If you are around your peers and can feel your stress rising, here are some things to do.
- Be conscious of how you speak about stress. Saying “I’m so stressed” will put that at the forefront of your mind rather than what you need to accomplish to overcome that stress. Also, if you think you’re stressed, you’ll be telling your brain that you’re stressed, and then you’ll most likely become even more stressed as your brain releases cortisol in response to that message.
- Encourage your peers to use constructive and productive language surrounding stress. Don’t talk about how stressed you are for the test. Talk about what the quadratic formula is or how blood flows through the heart.

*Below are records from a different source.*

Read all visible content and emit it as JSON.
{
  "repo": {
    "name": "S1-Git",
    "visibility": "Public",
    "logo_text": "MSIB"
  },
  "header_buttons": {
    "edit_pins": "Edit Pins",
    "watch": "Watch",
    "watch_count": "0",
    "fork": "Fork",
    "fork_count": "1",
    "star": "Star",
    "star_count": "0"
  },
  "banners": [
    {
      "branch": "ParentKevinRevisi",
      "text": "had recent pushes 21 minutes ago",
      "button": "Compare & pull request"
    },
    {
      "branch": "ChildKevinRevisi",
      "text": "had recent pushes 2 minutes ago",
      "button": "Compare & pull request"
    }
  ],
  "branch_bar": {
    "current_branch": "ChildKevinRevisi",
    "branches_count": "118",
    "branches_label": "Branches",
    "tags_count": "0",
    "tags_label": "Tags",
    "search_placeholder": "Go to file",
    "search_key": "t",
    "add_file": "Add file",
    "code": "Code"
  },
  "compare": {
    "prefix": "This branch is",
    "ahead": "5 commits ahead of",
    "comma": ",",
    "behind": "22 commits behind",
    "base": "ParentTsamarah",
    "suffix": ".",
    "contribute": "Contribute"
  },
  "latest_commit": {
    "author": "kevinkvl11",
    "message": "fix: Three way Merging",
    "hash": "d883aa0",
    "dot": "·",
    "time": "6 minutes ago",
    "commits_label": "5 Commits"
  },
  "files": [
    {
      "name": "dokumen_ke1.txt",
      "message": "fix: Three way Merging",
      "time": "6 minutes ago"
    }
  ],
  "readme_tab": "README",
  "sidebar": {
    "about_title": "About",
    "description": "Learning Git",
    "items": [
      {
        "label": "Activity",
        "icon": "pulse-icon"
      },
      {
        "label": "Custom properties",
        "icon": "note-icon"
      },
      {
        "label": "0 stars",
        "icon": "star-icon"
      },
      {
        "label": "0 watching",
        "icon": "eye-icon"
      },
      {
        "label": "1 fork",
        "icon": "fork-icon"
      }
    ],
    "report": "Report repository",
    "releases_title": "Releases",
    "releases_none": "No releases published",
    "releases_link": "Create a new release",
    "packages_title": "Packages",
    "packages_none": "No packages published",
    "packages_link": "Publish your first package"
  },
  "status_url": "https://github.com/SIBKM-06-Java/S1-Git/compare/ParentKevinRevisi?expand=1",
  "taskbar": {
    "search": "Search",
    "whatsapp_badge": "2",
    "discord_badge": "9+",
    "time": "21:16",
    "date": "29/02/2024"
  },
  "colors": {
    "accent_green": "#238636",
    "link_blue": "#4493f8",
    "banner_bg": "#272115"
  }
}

- Try not to compare answers. If you’re like me and need to know the answer to a question, encourage your peers to start by describing how they did the problem rather than what they got. It will be more educational for everyone and hopefully less stressful. (You also might be listening and realize that peer made a mistake and your answer might be correct after all.)
- Eliminate the phrase “I’m so stressed” as much as you can from your vocabulary as well as your friends. You’re allowed to be stressed. You’re not allowed to make yourself more stressed than you need to be. As we’ve seen, that only causes more problems.
- Understand how your words could be affecting someone else. Besides, giving your peers pointers and reminding each other about what you need to know is WAY more useful than talking about how stressful this test or presentation is.
- Encouragement. If you say good luck to someone before a test, mean it.
- Last but not least for this category: respect your peers. If someone doesn’t want to talk about their answer or their presentation, don’t laugh at them. Also, make sure they’re out of each shot before you start discussing (if that’s something you do…you can always find me discussing answers the minute I step out of the classroom). Allow your peers to make that choice and don’t judge them for it. We’re all just trying to get by.
My final, general advice for how to lower your stress:
- Change your mindset by directing your feelings towards a more positive place. Stress is not the enemy. It isn’t something you have to defeat to get to the boss level. Stress is something everyone deals with, and approaching it with genuine feelings of compassion and ease will create an inner harmony that no one will be able to break.
- Find a confidante. Sometimes the only cure is to tell someone else about it.
- Take care of yourself. Do a face mask, go for a run, or spend an extra five minutes in the shower.
- Find an activity that you enjoy and try to fit it into your schedule.
- Only try to control what is controllable. You can’t change the weather, but you can change your coat.